The day started just like any other day, with concerns over my commute to work and traffic jams, what attire I should wear for the day’s meetings, should I take my lunch to work or eat out?
On this particular day, 12 years ago today – Sept. 11, 2001 – I chose to wear black dress pants and a purple blouse with matching accessories. I reported to my University of Central Florida office in downtown Orlando and went about my business.
Around 9 a.m., a colleague came to my office and reported that some kind of aircraft had crashed into one of the World Trade Center towers in New York City. Being a New Yorker by birth and having visited the majestic site a number of times, I assumed this aircraft was probably a careless news helicopter that had flown too close to the structure in the pursuit of a better camera shot and probably nicked one of the corners of the building.
I dismissed my colleague’s report as inconsequential, given the size and height of the towers, although I did briefly imagine what the damages were and how startled the person who occupied that particular office was, given the statistical improbabililty of a helicopter hitting an office window.
This was my frame of mind until a few minutes later when the same colleague came back to my office with an update: The second tower had been struck by another aircraft. My reaction: That’s impossible. Or could it be that a news helicopter pilot was flying a chopper under the influence of something?
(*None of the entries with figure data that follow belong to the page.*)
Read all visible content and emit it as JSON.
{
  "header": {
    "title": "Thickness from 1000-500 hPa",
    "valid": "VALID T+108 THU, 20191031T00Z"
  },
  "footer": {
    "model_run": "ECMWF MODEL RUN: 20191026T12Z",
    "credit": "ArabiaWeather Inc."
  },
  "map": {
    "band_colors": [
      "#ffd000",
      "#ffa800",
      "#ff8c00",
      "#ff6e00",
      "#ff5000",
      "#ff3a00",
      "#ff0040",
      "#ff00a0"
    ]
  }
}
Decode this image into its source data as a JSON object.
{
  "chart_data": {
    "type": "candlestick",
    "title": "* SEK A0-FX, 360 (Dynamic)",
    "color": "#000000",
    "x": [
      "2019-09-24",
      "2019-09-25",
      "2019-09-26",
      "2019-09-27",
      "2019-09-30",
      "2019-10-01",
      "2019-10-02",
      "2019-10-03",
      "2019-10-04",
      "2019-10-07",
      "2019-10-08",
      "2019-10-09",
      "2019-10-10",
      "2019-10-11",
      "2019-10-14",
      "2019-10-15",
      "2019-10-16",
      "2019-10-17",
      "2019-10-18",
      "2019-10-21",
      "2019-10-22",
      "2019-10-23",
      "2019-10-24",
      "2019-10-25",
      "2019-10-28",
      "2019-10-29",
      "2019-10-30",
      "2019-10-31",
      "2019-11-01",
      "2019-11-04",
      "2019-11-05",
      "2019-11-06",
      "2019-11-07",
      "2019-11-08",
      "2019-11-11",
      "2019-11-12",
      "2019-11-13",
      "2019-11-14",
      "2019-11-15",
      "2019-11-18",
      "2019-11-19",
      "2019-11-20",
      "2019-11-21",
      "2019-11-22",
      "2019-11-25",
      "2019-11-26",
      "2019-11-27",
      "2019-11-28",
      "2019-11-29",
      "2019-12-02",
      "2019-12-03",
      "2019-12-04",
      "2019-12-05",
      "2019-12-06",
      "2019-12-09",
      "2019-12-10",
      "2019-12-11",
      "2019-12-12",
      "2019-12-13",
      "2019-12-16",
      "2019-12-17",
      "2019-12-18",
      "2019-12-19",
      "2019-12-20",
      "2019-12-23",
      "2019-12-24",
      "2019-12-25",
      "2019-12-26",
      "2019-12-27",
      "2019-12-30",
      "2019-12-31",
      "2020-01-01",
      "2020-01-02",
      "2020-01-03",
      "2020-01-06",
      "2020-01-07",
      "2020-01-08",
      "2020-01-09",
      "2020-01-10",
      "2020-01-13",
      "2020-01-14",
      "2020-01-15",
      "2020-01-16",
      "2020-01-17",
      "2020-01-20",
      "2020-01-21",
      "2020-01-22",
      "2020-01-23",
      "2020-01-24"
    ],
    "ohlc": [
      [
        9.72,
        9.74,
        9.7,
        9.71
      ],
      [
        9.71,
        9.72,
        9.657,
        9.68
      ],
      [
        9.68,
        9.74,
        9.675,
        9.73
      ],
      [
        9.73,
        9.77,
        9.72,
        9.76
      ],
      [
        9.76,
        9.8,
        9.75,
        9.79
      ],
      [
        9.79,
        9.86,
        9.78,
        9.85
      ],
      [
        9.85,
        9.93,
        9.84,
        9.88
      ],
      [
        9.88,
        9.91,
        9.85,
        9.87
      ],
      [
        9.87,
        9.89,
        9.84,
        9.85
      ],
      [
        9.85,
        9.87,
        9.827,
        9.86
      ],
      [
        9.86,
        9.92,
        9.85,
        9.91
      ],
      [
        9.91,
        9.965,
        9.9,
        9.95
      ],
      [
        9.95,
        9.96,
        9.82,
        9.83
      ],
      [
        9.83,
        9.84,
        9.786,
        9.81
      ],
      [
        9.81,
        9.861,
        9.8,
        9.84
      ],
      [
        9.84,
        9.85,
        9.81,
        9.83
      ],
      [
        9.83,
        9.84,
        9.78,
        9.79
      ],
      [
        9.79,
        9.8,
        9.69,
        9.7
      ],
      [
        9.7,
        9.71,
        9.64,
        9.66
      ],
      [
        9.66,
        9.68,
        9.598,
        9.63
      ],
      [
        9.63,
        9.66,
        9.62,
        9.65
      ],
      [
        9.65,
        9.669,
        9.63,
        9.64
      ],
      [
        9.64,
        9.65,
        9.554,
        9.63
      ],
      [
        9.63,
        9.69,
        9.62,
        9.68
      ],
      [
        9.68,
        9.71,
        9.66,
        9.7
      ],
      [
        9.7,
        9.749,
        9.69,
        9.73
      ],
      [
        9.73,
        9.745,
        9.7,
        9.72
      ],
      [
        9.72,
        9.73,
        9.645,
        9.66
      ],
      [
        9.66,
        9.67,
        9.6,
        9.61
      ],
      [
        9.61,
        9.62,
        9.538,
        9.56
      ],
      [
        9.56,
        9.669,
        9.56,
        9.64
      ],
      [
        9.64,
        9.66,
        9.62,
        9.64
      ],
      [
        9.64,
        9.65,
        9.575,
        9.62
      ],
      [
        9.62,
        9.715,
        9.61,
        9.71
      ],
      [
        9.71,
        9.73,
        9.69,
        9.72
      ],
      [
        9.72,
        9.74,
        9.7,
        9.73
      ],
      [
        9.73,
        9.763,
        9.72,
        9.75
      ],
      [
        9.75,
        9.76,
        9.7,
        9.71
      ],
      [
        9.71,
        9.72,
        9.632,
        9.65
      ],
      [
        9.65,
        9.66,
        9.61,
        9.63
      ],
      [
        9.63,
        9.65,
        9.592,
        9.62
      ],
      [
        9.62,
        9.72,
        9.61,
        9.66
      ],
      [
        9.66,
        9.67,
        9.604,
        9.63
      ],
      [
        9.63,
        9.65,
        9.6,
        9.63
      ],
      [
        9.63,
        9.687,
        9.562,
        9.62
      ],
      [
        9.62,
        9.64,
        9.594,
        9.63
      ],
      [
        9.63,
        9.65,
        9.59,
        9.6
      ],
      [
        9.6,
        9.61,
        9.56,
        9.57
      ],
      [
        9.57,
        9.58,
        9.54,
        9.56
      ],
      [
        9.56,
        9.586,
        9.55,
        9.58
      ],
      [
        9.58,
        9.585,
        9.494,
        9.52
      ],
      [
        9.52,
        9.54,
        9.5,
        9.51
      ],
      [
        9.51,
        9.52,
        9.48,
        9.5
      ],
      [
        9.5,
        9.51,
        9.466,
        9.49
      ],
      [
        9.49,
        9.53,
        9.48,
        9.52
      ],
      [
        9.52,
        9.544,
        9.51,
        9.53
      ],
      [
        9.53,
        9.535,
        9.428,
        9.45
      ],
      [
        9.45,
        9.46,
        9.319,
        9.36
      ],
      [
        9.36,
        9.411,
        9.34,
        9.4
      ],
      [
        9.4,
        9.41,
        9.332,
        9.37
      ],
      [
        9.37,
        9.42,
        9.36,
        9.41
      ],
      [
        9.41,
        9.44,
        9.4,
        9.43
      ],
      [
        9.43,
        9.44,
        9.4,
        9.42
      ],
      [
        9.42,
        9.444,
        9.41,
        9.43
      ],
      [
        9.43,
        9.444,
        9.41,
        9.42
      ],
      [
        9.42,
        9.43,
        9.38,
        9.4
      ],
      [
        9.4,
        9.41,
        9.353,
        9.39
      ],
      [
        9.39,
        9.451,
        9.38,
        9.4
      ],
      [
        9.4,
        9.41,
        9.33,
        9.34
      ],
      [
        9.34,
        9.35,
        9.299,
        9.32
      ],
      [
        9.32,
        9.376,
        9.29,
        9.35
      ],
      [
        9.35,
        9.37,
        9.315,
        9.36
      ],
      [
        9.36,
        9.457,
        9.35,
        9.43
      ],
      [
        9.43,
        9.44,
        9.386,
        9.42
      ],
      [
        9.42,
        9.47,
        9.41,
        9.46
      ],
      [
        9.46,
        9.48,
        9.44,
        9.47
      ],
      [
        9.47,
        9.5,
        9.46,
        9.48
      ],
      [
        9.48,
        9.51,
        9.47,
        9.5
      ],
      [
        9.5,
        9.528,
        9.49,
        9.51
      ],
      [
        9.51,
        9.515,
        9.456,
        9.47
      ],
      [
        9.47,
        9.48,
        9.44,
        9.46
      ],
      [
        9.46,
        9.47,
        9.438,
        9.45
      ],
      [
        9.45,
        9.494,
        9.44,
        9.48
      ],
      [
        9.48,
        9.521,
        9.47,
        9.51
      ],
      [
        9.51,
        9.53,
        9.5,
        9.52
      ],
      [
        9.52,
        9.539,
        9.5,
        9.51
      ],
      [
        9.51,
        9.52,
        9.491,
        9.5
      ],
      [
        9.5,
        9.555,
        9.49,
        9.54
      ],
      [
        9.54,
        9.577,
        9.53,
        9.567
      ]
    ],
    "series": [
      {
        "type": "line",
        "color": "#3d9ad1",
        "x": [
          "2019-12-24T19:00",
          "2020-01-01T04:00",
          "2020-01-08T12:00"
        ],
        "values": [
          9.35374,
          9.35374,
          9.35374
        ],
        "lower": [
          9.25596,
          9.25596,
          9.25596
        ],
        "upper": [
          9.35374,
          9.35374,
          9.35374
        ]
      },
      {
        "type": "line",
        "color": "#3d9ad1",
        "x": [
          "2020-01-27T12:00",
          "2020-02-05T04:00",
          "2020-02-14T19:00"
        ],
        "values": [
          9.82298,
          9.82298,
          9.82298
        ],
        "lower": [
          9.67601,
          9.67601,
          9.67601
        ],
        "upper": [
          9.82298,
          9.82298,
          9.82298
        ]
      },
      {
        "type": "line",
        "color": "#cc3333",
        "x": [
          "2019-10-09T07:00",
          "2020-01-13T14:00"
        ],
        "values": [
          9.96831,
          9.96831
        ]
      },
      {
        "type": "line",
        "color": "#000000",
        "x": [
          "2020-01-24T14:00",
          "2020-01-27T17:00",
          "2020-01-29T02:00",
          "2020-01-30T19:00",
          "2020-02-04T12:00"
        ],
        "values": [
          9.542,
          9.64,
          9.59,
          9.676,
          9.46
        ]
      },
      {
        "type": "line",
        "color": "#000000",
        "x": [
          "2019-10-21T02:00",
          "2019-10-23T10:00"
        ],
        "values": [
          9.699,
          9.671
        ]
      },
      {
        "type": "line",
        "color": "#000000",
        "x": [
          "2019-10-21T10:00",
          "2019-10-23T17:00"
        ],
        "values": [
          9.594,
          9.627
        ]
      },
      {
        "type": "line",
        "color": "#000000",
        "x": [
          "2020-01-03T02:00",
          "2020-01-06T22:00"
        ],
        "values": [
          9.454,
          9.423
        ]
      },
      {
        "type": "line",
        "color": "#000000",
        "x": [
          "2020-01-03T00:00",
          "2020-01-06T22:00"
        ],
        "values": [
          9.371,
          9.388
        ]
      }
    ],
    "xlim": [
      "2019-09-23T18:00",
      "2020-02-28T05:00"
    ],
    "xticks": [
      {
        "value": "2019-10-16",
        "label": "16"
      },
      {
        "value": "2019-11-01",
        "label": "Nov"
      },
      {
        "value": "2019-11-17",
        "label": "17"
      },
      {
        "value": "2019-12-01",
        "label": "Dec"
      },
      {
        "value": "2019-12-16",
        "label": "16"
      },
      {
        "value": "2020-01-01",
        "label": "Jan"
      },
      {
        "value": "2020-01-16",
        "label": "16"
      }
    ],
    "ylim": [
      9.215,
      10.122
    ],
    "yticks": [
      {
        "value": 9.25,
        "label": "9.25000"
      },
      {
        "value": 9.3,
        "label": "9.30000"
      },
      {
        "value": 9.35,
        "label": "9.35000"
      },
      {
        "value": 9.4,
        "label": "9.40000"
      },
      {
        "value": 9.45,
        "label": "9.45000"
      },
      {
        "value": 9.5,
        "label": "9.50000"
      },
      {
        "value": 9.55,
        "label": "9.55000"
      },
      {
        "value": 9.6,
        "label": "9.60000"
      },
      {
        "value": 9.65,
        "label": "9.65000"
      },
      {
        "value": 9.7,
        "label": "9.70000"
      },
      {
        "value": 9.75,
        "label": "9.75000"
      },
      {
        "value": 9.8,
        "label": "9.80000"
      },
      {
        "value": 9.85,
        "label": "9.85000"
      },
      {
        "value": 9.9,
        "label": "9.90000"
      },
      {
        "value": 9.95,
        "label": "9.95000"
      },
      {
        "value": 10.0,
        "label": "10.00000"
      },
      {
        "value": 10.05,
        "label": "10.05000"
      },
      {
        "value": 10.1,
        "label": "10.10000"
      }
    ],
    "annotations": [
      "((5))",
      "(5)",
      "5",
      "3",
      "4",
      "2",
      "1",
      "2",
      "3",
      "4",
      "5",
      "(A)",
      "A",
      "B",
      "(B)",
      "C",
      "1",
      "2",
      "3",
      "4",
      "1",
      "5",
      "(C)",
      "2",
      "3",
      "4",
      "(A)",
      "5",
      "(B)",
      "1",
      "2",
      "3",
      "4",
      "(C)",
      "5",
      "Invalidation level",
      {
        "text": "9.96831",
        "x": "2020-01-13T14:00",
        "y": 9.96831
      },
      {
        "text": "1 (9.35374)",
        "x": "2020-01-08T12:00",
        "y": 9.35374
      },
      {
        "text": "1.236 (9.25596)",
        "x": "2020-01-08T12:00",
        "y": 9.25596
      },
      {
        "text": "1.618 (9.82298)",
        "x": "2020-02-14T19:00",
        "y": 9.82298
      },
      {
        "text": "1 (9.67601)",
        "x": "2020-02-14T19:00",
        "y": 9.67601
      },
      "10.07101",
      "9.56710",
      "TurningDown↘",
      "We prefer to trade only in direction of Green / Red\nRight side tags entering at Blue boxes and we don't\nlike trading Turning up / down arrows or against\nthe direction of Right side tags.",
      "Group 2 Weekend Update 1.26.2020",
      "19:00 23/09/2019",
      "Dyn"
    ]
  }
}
My colleague proceeded to share that the crashes involved planes, not helicopters, and that they did not appear to be accidents.
That’s when I, and the rest of the world, turned to the Internet and news outlets to have our existence (our normalcy?) changed forever.
I remember accessing the USA Today website briefly after a number of tries; however, given the high volume of Internet searches, the website was, in essence, static and unreliable. Then my colleagues and I in numbness huddled around the one TV in our building to watch the developments.
All I kept repeating to myself was, “What is happening?”
Throughout the morning I kept in touch with my family in Kissimmee, briefly finding relief/solace every time the safety of a relative of ours in New York was confirmed.
An hour or so later, we received word from the main UCF campus that in view of the developments in New York and the Pentagon, the university would close at noon.
On my somber and still incredulous drive home, I remember thinking: “Wow, I could drive in reverse and no one would notice.” Interstate 4 was desolate; all radio stations I tuned in to had suspended their regular programming to provide updates on the developing situation.
At this point, all I wanted to do was get to my grandparents’ house in Kissimmee, to meet with my family that had gathered. After I arrived there, the mood was quiet, almost reverent – everyone, young and old, around the TV watching in disbelief with the towers in flames, and later in ruins.
It’s interesting that we remember so many of our trivial personal details of this date, what we wore, where we were, our exact reaction to the news, etc. For my generation, Generation X, we previously did not have a reference point of this magnitude. This was our Pearl Harbor. At least for me, the words of President Roosevelt became real: “…a date which will live in infamy.”
So many lives lost, so many lives changed.
Although Sept. 11 was a day the world stood still for all of us, it will always remind us – in the world’s new normalcy of safety sensitivities – to be more compassionate, enjoy our time with family and friends, and to live our lives to be the best we can.